# 10,000 for Snarkhunter!



## Kelly B

Congratulations, and thanks for all your help! Your contributions are a pleasure to read.


----------



## snarkhunter

Thank you very much! Actually, it feels strange to realize I've already been through all of this since I joined the forum and got to know so many kind and interesting people...

And I'm the one who's feeling that I have learnt so many things from being here: _Give a little, and get so much in return._


----------



## Peterdg

We don't meet much in the forums (but from time to time we do) but 10000 posts certainly is worth congratulations!!!

So, 

Congratulations!!!!!


----------



## snarkhunter

Thank you! And I believe you should be the next in line... very soon.

Given your avatar, I hope 10000 will not prove _an impossible figure_ for you!


----------



## swift

Bravo, SnarkHunter! Même si nous ne nous croisons presque jamais, j'aime bien lire tes posts.  Tu es vraiment toujours « là » ! 

Voici ton chèque cadeau !  (Plus un petit clin d’œil )


----------



## snarkhunter

... Merci beaucoup, *swift* ! Pour les images et pour le compliment.
De fait, la _chasse au snark_ est une activité de (très) longue haleine. Mais cela tombe bien : je ne suis pas pressé !

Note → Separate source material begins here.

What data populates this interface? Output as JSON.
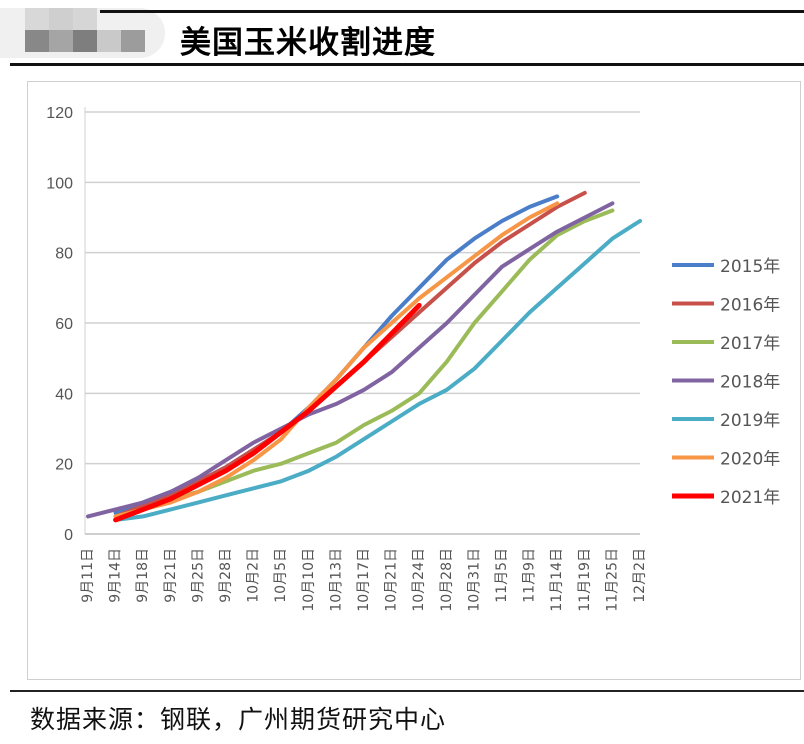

Et, sur le chemin, j'ai déjà eu la chance de faire de nombreuses rencontres, agréables et intéressantes. Alors, quelle qu'en soit l'issue, je n'aurai certainement pas perdu mon temps...


----------



## Pierre Simon

Your posts are always interesting, enlightening and sprinkled with a sense of humour.  Congratulations!


----------



## snarkhunter

... Well, I'm not sure whom you're really talking about here (*), but thank you very much nonetheless!


_(*) never  mind: Will tell him - or her - when I eventually find out..._


----------



## IMANAKBARI

Merci, merci et encore merci pour ton aide Snarkhunter !!! Tu m'as vraiment beaucoup aidé dans le français !


----------



## snarkhunter

Bonjour Iman,

Merci pour tes voeux (que je ne découvre qu'aujourd'hui), et tu sais bien que c'est toujours un immense plaisir que d'être capable d'aider quiconque ici.


----------



## Gemmenita

*Ah, moi je vous rejoins aujourd'hui. Quelle bonne surprise et quelle bonne nouvelle!

Salut snarkhunter et Félicitations pour ton arrivée à un grand nombre de posts qui représente le grand nombre de ta gentillesse, de ton attention
et de tes aides généreuses...

Alors tu mérites ça*!


----------



## snarkhunter

Merci à toi aussi, *Gemmenita* ! Pour le compliment et pour l'image !
Et tu sais bien que j'ai toujours grand plaisir à tenter d'aider (un peu). Alors j'entends bien continuer - dans la mesure du possible !

Je vous souhaite à toutes et à tous de Joyeuses Fêtes de fin d'année. Et essayez d'avoir au moins une petite pensée pour toutes celles et ceux qui sont dans la souffrance ou la difficulté, s'il vous plaît : ils sont si nombreux, et on y songe si rarement...


----------